Mudflats are flooded by the sea twice a day, at high tide. They feature no or hardly any vegetation.  On the other hand, the salt marshes have a rich flora which has adapted to its surroundings. Between the most low-lying spots on the mudflats and the most elevated areas on the salt marshes, a transition occurs from wet to dry, from salt to sweet, from great to almost non-existent influence of the tides. Salty mudflats and salt marshes are rare along the coasts and river mouths of Western Europe. This is why they enjoy European protection.

The mudflats: Salicornia, a pioneering plant

Mudflats are flooded twice a day at high tide; they have hardly any vegetation. Seeds find no foothold here.

The most elevated areas of the mudflats are not flooded as often as the more low-lying ones, so certain plants are able to thrive in these elevated areas.

Salicornia grows in the most elevated zones. The seeds of this small plant can, of course, only find a foothold on those pieces of land which are not flooded by the sea on a daily basis.

Salicornia also grows in the more low-lying salt marshes. The plant manages to store enough water to be in balance with the highly salty environment in which it grows. The bright green, succulent and articulate stems store the water.

The Zwin, particularly unique as a salt marsh area

In Belgium, the Zwin is particularly unique as a salt marsh area.

The salt marsh is the plain which is regularly flooded by the sea; not every day, but during occasional floods caused by storms or spring tides. The nature of the plants which thrive here is influenced by several factors, such as the duration of immersion by the salty seawater and the difference in altitude of the area itself.

Each plant searches for its own level where it thrives best.

The salt marsh features characteristic vegetation.
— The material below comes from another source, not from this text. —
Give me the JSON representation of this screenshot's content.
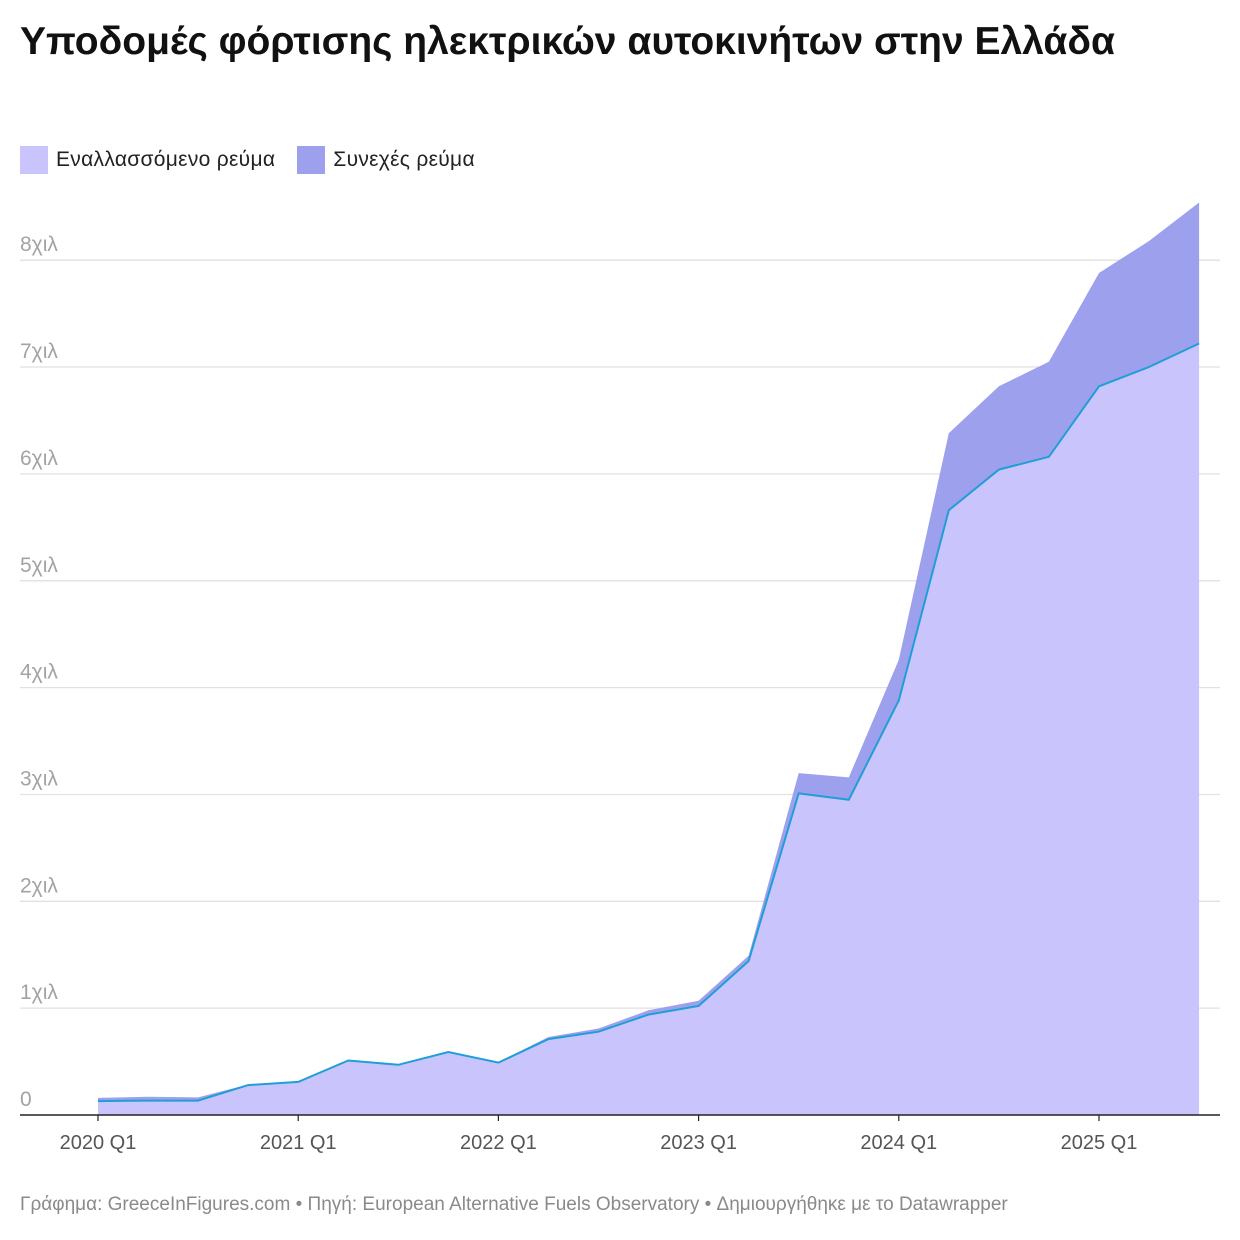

Here, you can only find plant species able to tolerate the influence of the seawater. These plants are called ‘salt-tolerant’ plants or ‘halophytes’.

Armed against the salty environment

The Zwin is not an easy biotope to survive in. And yet, some plants and animals are well adapted to this salty environment.

In order to survive in the salty water, the plants have some characteristic adaptations which arm them against the salty environment. They develop in such a way that they can go without water for quite some time. For this purpose, most salt-tolerant plants have thick, succulent leaves or stems where they can store the water they have absorbed for a long time. Salicornia and annual sea-blite are such plants. They have so-called ‘water reservoirs’.

Another type of salt-tolerant plants are pubescent plants. Their leaves are covered with either hairs or bladders. The function of these bladders is to retain a layer of air, thus preventing or slowing down evaporation. Sea purslane is an example of these pubescent plants. Its leaves are covered with small bladders, which give the plant a silvery-grey colour.

Most salt-tolerant plants, such as salicornia and sea purslane, absorb seawater until they reach saturation. Common sea lavender is even able to excrete excess absorbed salts! When the weather is sunny and warm, salt crystals can sometimes be found on the bottom of the leaves.